I was recently given shit about having let my blog pass away in the night (though I personally blame my decision to write 30 posts in 30 days and then be surprised that they were not exactly popular. Turns out my day-to-day life is EXTREMELY boring when I’m forced to behave myself.) So I figured I’d pop back on and see what’s up.
So… what’s up? Well, Mr. Grumpiface and I are back on our diet/exercise regimes again after it all crashed & burned after the Elder Brother Grumpiface came out from I-Can’t-Believe-People-Live-There, Saskatchewan for a visit that involved a disc golf tournament, copious amounts of pizza, sugar, munchies and strange men sleeping in my house. I also went to a Whitecaps game as part of a work party thing (one of our brokers bailed last minute) so I got to spend the time trying to figure out what was happening, and eventually resigning myself to being surprised by the ending.

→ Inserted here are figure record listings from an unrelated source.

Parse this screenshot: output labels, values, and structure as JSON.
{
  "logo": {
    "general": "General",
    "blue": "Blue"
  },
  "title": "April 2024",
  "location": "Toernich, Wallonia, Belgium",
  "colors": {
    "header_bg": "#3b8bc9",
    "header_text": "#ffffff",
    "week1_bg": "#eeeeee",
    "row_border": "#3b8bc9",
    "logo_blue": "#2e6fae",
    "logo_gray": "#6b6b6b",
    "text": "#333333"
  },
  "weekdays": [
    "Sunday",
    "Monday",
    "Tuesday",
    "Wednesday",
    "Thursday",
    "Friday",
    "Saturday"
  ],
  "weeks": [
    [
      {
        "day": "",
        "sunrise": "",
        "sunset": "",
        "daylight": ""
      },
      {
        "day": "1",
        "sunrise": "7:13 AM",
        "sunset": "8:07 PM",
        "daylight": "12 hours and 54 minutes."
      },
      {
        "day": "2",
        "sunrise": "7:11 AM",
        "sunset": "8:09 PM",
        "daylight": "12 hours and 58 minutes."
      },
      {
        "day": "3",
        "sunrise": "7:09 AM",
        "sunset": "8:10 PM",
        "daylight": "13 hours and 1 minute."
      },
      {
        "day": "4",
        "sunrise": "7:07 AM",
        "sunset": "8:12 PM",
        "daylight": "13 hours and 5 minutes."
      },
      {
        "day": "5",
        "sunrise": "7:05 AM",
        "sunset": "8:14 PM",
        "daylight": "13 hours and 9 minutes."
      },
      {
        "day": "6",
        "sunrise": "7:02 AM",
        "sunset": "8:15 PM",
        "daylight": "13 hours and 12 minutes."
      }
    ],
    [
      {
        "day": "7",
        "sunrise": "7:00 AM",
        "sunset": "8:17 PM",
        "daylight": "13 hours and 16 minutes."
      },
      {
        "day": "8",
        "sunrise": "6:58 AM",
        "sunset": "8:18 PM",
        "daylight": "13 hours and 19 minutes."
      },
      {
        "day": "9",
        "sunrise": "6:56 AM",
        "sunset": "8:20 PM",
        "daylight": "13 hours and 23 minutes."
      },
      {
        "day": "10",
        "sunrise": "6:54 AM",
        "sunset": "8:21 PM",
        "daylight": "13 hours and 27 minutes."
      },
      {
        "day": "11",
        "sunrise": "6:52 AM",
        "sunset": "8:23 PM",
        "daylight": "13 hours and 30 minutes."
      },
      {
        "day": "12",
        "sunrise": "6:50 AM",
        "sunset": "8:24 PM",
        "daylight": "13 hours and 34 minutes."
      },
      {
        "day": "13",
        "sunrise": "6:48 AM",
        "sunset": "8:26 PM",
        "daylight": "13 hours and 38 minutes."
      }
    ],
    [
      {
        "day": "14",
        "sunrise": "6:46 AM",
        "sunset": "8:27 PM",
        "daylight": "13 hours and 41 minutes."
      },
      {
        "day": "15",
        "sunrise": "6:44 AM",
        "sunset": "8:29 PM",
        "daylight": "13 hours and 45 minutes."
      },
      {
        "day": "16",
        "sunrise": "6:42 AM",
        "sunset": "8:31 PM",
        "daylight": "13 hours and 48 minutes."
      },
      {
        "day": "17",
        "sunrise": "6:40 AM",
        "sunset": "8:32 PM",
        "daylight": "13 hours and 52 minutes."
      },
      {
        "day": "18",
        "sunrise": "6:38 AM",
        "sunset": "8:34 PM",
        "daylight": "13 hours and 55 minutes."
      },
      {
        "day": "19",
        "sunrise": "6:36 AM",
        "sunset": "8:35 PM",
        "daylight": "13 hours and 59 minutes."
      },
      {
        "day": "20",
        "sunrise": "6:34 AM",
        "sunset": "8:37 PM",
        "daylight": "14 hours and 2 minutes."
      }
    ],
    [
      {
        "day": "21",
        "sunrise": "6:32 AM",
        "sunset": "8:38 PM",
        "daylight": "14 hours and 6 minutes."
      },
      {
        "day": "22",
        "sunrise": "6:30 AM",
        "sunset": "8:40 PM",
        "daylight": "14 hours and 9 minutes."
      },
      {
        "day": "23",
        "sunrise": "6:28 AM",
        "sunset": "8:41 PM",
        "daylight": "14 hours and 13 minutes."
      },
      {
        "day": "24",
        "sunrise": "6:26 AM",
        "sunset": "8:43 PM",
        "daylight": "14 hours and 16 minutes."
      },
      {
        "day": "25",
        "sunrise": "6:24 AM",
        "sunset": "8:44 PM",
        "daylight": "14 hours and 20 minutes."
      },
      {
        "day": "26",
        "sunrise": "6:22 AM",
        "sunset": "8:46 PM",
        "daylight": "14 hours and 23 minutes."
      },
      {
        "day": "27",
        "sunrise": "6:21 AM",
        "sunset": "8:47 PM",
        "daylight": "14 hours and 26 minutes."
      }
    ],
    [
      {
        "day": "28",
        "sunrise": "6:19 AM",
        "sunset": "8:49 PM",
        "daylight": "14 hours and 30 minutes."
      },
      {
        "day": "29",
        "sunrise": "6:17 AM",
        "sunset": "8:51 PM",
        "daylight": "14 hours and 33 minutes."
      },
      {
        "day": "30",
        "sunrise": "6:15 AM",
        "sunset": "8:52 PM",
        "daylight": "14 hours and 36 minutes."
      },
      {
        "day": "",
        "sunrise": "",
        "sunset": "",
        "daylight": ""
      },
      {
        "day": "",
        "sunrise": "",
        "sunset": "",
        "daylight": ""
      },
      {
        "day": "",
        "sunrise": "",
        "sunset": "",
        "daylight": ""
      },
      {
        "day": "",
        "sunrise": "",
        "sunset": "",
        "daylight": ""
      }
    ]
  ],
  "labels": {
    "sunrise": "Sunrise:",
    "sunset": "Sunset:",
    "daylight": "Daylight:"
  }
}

I am not a sports person.
Moving on. July was hot and uncomfortable, and became September (August happened but was not particularly notable) and then we had September birthdays, diets not really being a thing. Also, my company took over a bigger office space, so I have a corner office at the back, and I love it. It’s wonderful. Oh! August through October was not particularly noteworthy because I was working on a special project that I didn’t really want to do so I spent a lot of time trying to get everything done with the special project and my existing responsibilities without, you know, crashing and burning professionally… and so diet/exercise were significantly downgraded in importance. I was supposed to start again after it was done, so I joined a gym near the office so I can just go downtown, work out, shower at the gym or use the showers in our building, and then go straight to work, or go after work. I found going after work problematic because I was getting home so late, but going in the morning was problematic from having to get up so early.
Anyway. Competed in office Halloween contest, did not win but got an honourable mention for the scary makeup job. Spent Halloween evening eating candy and watching The Crow, Mr. Grumpiface’s Halloween movie pick, and then The Craft, which I wanted to watch. It was fun. November happened and DUDE, I WAS FRONT AND CENTER AT THE HEADSTONES CONCERT AND HUGH DILLON WAS RIGHT IN FRONT OF ME AND KEPT LEANING OVER ME THE WHOLE CONCERT, IT WAS THE BEST THING EVERRRRRRRRRRRRRRRR! And ever since then, I have reinvigorated my fangirlling on Hugh Dillon by watching X Company, which is a very good show about Canadian spies in WWII, and rewatching Flashpoint again because he’s soooooooooooo amaaaaaaaazzing!!!!
And then the office Christmas party was the end of November, and it was fun (the next day was decidedly not) and then I had a week of holidays before Christmas, and I got my first ever breast exam, when my doctor told me I had a lump on my breast and it scared the shit out of me for the remainder of the holidays until I could get in to get an ultrasound on it. It’s literally nothing. It’s just normal breast tissue. Thanks, doc. But I met Mr. Grumpiface’s boss and colleagues and am confident in saying that they like me better than him. Had Christmas, it was nice, but my brother couldn’t make it down and that was less nice, but the Grumpiface family – sans Monsieur Grumpiface the Younger, since he ended up stuck in the hell-hole that is Calgary for Christmas day because of vehicle issues and the lunacy of being in Calgary to begin with – came out for Christmas dinner since we always make too much food so that we can have leftovers.
So then New Years, we went to a friend’s place and had champagne at midnight and had a good time with our friends that we don’t see enough. Then the new year started and we started to cut back on sugar and salt, and try to eat healthy. I was reminded of how important this was because in one week, I had 3 different people ask me if I was pregnant, and by the third one I was like “NO! Jesus Fuck, I just got fat, okay?” In case you’re wondering, this is not an appropriate thing to ask someone, especially if they are a) sensitive about their weight b) not sure if they even want kids because kids are gross and c) not enthusiastic about having their personal worth diminished to being an incubator. Oh, and d) it’s none of your fucking business, unless you want people to ask you about your reproductive organs. One of the askers knew I was going for an ultrasound so I can kind of forgive that, but honestly. Not cool, bro. Anyway, then Mr. Grumpiface’s birthday happened so we ate junk food all weekend again and are starting from scratch… again.